J Cancer 2016; 7(13):1915-1925. doi:10.7150/jca.16390 This issue
1. Ruhrlandklinik, West German Lung Centre, University Hospital Essen, University of Duisburg-Essen, Essen, Germany;
2. Institute of Pathology, University Hospital Essen, University of Duisburg-Essen, Essen, Germany;
3. Institute of Pathology, Division of Molecular Pathology, Charité, Berlin, Germany;
4. Department of Pathology, Helios Klinikum Emil von Behring, Berlin Germany;
5. Institute of Pathology, Ev.-Luth. Diakonissenkrankenhaus Flensburg, Flensburg, Germany;
6. Thoracic Surgery Department, Theagenio Cancer Hospital, Thessaloniki, Greece;
7. Pathology Department, “Theagenio” Cancer Hospital, Thessaloniki, Greece;
8. Pulmonary Department-Oncology Unit, “G. Papanikolaou” General Hospital, Aristotle University of Thessaloniki, Thessaloniki, Greece;
9. Division of Pulmonology, Department of Clinical Therapeutics, National and Kapodistrian University of Athens School of Medicine, Alexandra Hospital, Athens, Greece;
10. Department of Medical Oncology, West German Cancer Centre, University Hospital Essen, University of Duisburg-Essen, Essen, Germany.

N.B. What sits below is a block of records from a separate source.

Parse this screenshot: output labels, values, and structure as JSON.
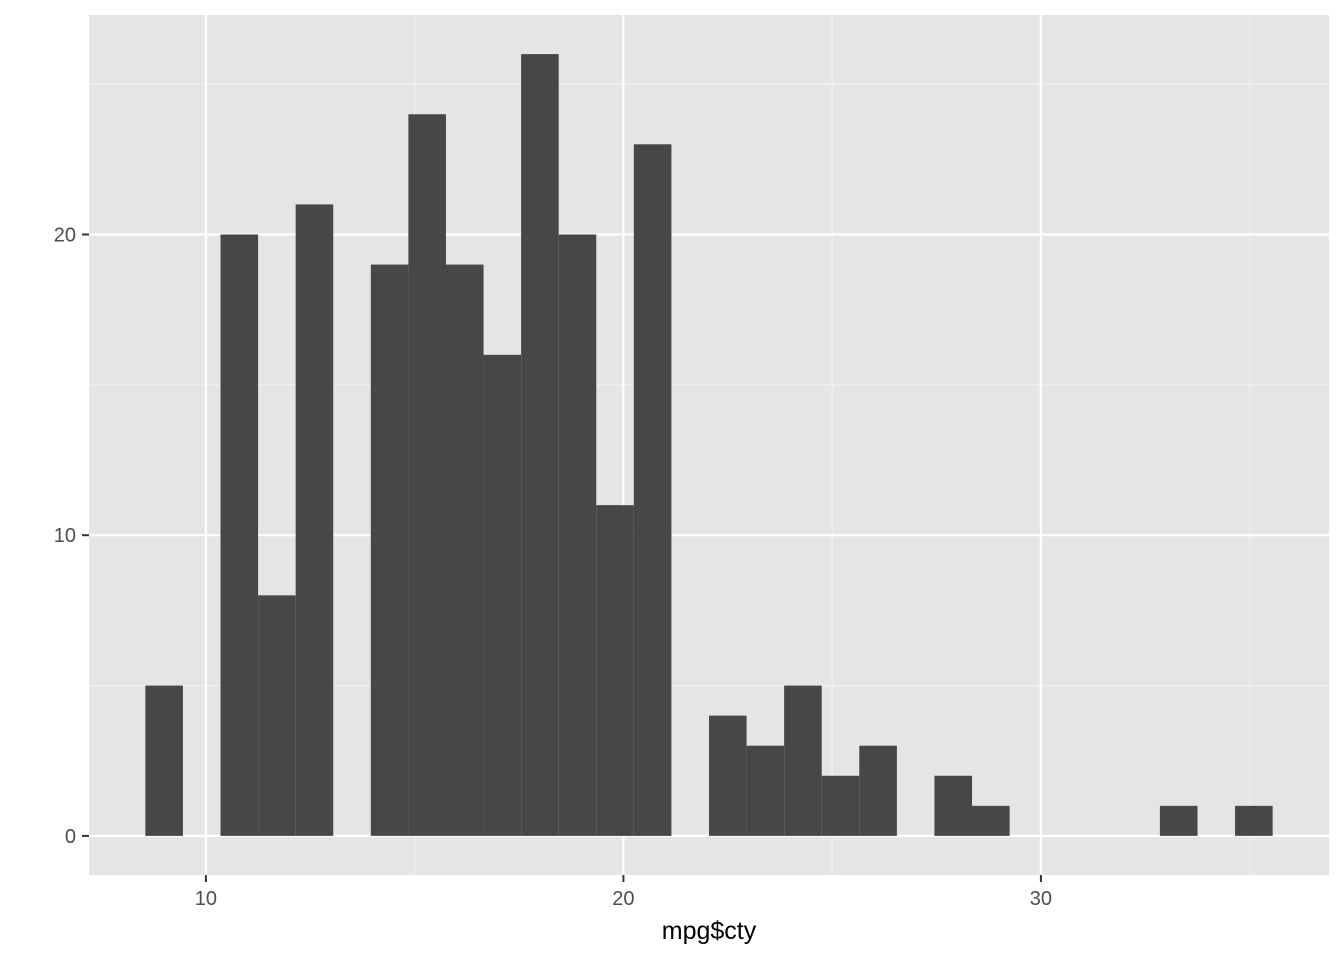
{
  "chart_data": {
    "type": "bar",
    "subtype": "histogram",
    "title": "",
    "xlabel": "mpg$cty",
    "ylabel": "",
    "xlim": [
      7.2,
      36.9
    ],
    "ylim": [
      -1.3,
      27.3
    ],
    "x_ticks": [
      10,
      20,
      30
    ],
    "x_tick_labels": [
      "10",
      "20",
      "30"
    ],
    "y_ticks": [
      0,
      10,
      20
    ],
    "y_tick_labels": [
      "0",
      "10",
      "20"
    ],
    "grid": true,
    "legend": "none",
    "bin_width": 0.9,
    "bins": [
      {
        "x0": 8.55,
        "x1": 9.45,
        "count": 5
      },
      {
        "x0": 9.45,
        "x1": 10.35,
        "count": 0
      },
      {
        "x0": 10.35,
        "x1": 11.25,
        "count": 20
      },
      {
        "x0": 11.25,
        "x1": 12.15,
        "count": 8
      },
      {
        "x0": 12.15,
        "x1": 13.05,
        "count": 21
      },
      {
        "x0": 13.05,
        "x1": 13.95,
        "count": 0
      },
      {
        "x0": 13.95,
        "x1": 14.85,
        "count": 19
      },
      {
        "x0": 14.85,
        "x1": 15.75,
        "count": 24
      },
      {
        "x0": 15.75,
        "x1": 16.65,
        "count": 19
      },
      {
        "x0": 16.65,
        "x1": 17.55,
        "count": 16
      },
      {
        "x0": 17.55,
        "x1": 18.45,
        "count": 26
      },
      {
        "x0": 18.45,
        "x1": 19.35,
        "count": 20
      },
      {
        "x0": 19.35,
        "x1": 20.25,
        "count": 11
      },
      {
        "x0": 20.25,
        "x1": 21.15,
        "count": 23
      },
      {
        "x0": 21.15,
        "x1": 22.05,
        "count": 0
      },
      {
        "x0": 22.05,
        "x1": 22.95,
        "count": 4
      },
      {
        "x0": 22.95,
        "x1": 23.85,
        "count": 3
      },
      {
        "x0": 23.85,
        "x1": 24.75,
        "count": 5
      },
      {
        "x0": 24.75,
        "x1": 25.65,
        "count": 2
      },
      {
        "x0": 25.65,
        "x1": 26.55,
        "count": 3
      },
      {
        "x0": 26.55,
        "x1": 27.45,
        "count": 0
      },
      {
        "x0": 27.45,
        "x1": 28.35,
        "count": 2
      },
      {
        "x0": 28.35,
        "x1": 29.25,
        "count": 1
      },
      {
        "x0": 29.25,
        "x1": 30.15,
        "count": 0
      },
      {
        "x0": 30.15,
        "x1": 31.05,
        "count": 0
      },
      {
        "x0": 31.05,
        "x1": 31.95,
        "count": 0
      },
      {
        "x0": 31.95,
        "x1": 32.85,
        "count": 0
      },
      {
        "x0": 32.85,
        "x1": 33.75,
        "count": 1
      },
      {
        "x0": 33.75,
        "x1": 34.65,
        "count": 0
      },
      {
        "x0": 34.65,
        "x1": 35.55,
        "count": 1
      }
    ],
    "colors": {
      "panel_background": "#e5e5e5",
      "grid_major": "#ffffff",
      "grid_minor": "#f2f2f2",
      "bar_fill": "#474747",
      "tick_mark": "#333333",
      "tick_label": "#4d4d4d",
      "axis_title": "#000000"
    }
  }
}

Background: Malignant pleural mesothelioma (MPM) is a rare, predominantly asbestos-related and biologically highly aggressive tumour leading to a dismal prognosis. Multimodality therapy consisting of platinum-based chemotherapy is the treatment of choice. The reasons for the rather poor efficacy of platinum compounds remain largely unknown.
Material and Methods: For this exploratory mRNA study, 24 FFPE tumour specimens were screened by digital gene expression analysis. Based on data from preliminary experiments and recent literature, a total of 366 mRNAs were investigated using a Custom CodeSet from NanoString. All statistical analyses were calculated with the R i386 statistical programming environment.
Results: CDC25A and PARP1 gene expression were correlated with lymph node spread, BRCA1 and TP73 expression levels with higher IMIG stage. NTHL1 and XRCC3 expression was associated with TNM stage. CHECK1 as well as XRCC2 expression levels were correlated with tumour progression in the overall cohort of patients. CDKN2A and MLH1 gene expression influenced overall survival in this collective. In the adjuvant treated cohort only, CDKN2A, CHEK1 as well as ERCC1 were significantly associated with overall survival. Furthermore, TP73 expression was associated with progression in this subgroup.
Conclusion: DNA-damage response plays a crucial role in response to platin-based chemotherapeutic regimes. In particular, CHEK1, XRCC2 and TP73 are strongly associated with tumour progression. ERCC1, MLH1, CDKN2A and most promising CHEK1 are prognostic markers for OS in MPM. TP73, CDKN2A, CHEK1 and ERCC1 seem to be also predictive markers in adjuvant treated MPMs. After a prospective validation, these markers may improve clinical and pathological practice, finally leading to a patients' benefit by an enhanced clinical management.
Keywords: pleural mesothelioma, NanoString nCounter, digital gene expression analysis, DNA-damage repair, platin-based chemotherapy.